La commission européenne autorise le rachat de O2 par Telefonica sous conditions

Par 12 janvier 2006
Mots-clés : Smart city, Europe

Telefonica vient de recevoir l'aval de la Commission européenne pour procéder au rachat de la société de télécommunications britannique O2 pour 26 milliards d'euros. L'autorité européenne...

Telefonica vient de recevoir l'aval de la Commission européenne pour procéder au rachat de la société de télécommunications britannique O2 pour 26 milliards d'euros. L'autorité européenne craignait que cette acquisition puisse fausser le jeu de la concurrence sur le marché britannique des télécoms, notamment sur le marché des services d'itinérance internationale.

L'enquête de la Commission européenne s'est focalisée sur les problèmes que pourraient poser le rachat de O2 par Telefonica relativement aux services de "roaming" (ou itinérance). Le roaming permet à des abonnés mobiles de téléphoner et de recevoir des appels depuis l'étranger avec le même numéro que sur leur territoire.
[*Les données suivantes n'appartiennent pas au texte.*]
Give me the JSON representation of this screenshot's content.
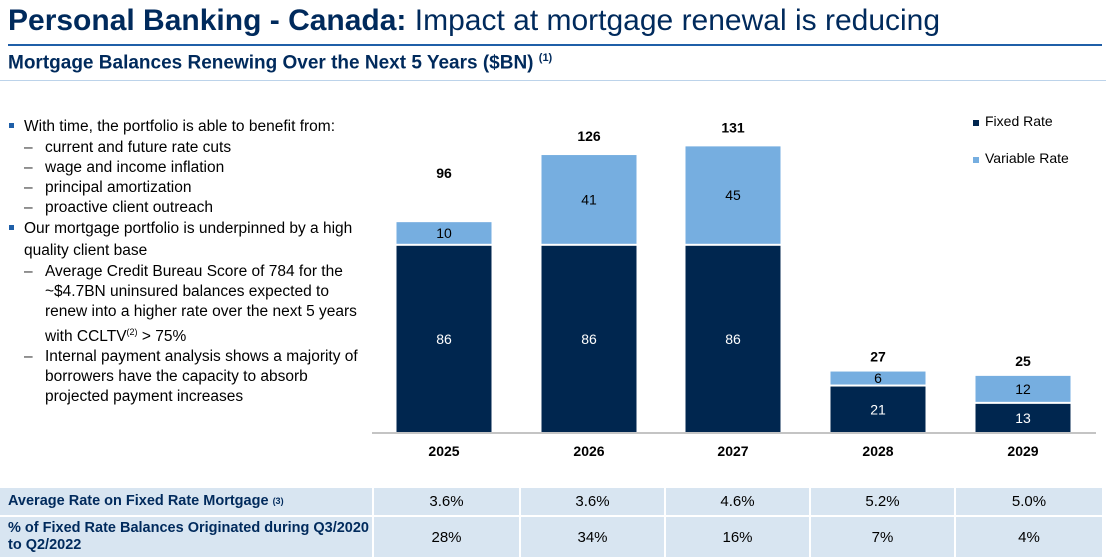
{
  "header": {
    "title_bold": "Personal Banking - Canada:",
    "title_rest": " Impact at mortgage renewal is reducing",
    "subtitle": "Mortgage Balances Renewing Over the Next 5 Years ($BN)",
    "subtitle_note": "(1)"
  },
  "bullets": [
    {
      "text": "With time, the portfolio is able to benefit from:",
      "subs": [
        "current and future rate cuts",
        "wage and income inflation",
        "principal amortization",
        "proactive client outreach"
      ]
    },
    {
      "text": "Our mortgage portfolio is underpinned by a high quality client base",
      "subs": []
    }
  ],
  "bullet2_subs": {
    "s1_pre": "Average Credit Bureau Score of 784 for the ~$4.7BN uninsured balances expected to renew into a higher rate over the next 5 years with CCLTV",
    "s1_sup": "(2)",
    "s1_post": " > 75%",
    "s2": "Internal payment analysis shows a majority of borrowers have the capacity to absorb projected payment increases"
  },
  "colors": {
    "fixed": "#00264f",
    "variable": "#76aee0",
    "title": "#002a5c",
    "table_bg": "#d8e5f1"
  },
  "chart_data": {
    "type": "bar",
    "stacked": true,
    "categories": [
      "2025",
      "2026",
      "2027",
      "2028",
      "2029"
    ],
    "series": [
      {
        "name": "Fixed Rate",
        "values": [
          86,
          86,
          86,
          21,
          13
        ]
      },
      {
        "name": "Variable Rate",
        "values": [
          10,
          41,
          45,
          6,
          12
        ]
      }
    ],
    "totals": [
      "96",
      "126",
      "131",
      "27",
      "25"
    ],
    "legend_position": "top-right",
    "grid": false
  },
  "table": {
    "rows": [
      {
        "label": "Average Rate on Fixed Rate Mortgage",
        "note": "(3)",
        "values": [
          "3.6%",
          "3.6%",
          "4.6%",
          "5.2%",
          "5.0%"
        ]
      },
      {
        "label": "% of Fixed Rate Balances Originated during Q3/2020 to Q2/2022",
        "note": "",
        "values": [
          "28%",
          "34%",
          "16%",
          "7%",
          "4%"
        ]
      }
    ]
  }
}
Pour gérer ces appels internationaux, plusieurs alliances d'opérateurs mobiles existent. Telefonica fait partie de l'alliance Freemove qui regroupe les plus gros opérateurs historiques de l'Union européenne : France Télécom, Telecom Italia et Deutsche Telekom. De son côté, O2 évolue au sien de l'alliance Starmap qui organise la coopération d'entreprises plus petites.

Avec son rachat par Telefonica, O2 devait rejoindre l'alliance Freemove et abandonner Starmap. La Commission européenne craignait que ce geste ne bloque la concurrence sur le marché britannique. "O2 sera moins disposée à échanger du trafic généré par l'itinérance internationale avec des opérateurs qui ne sont pas membres de Freemove", explique le communiqué. Cela aurait pu entraîner des coûts supplémentaires pour ces entreprises et sur le marché britannique puisque tous les opérateurs auraient été dépendants du Freemove "à l'exception du groupe Vodafone entièrement intégré".

La Commission européenne a donc autorisé le rachat de O2 par Telefonica à la condition que Telefonica quitte l'alliance Freemove et qu'elle ne la réintègre pas sans une autorisation préalable de l'autorité.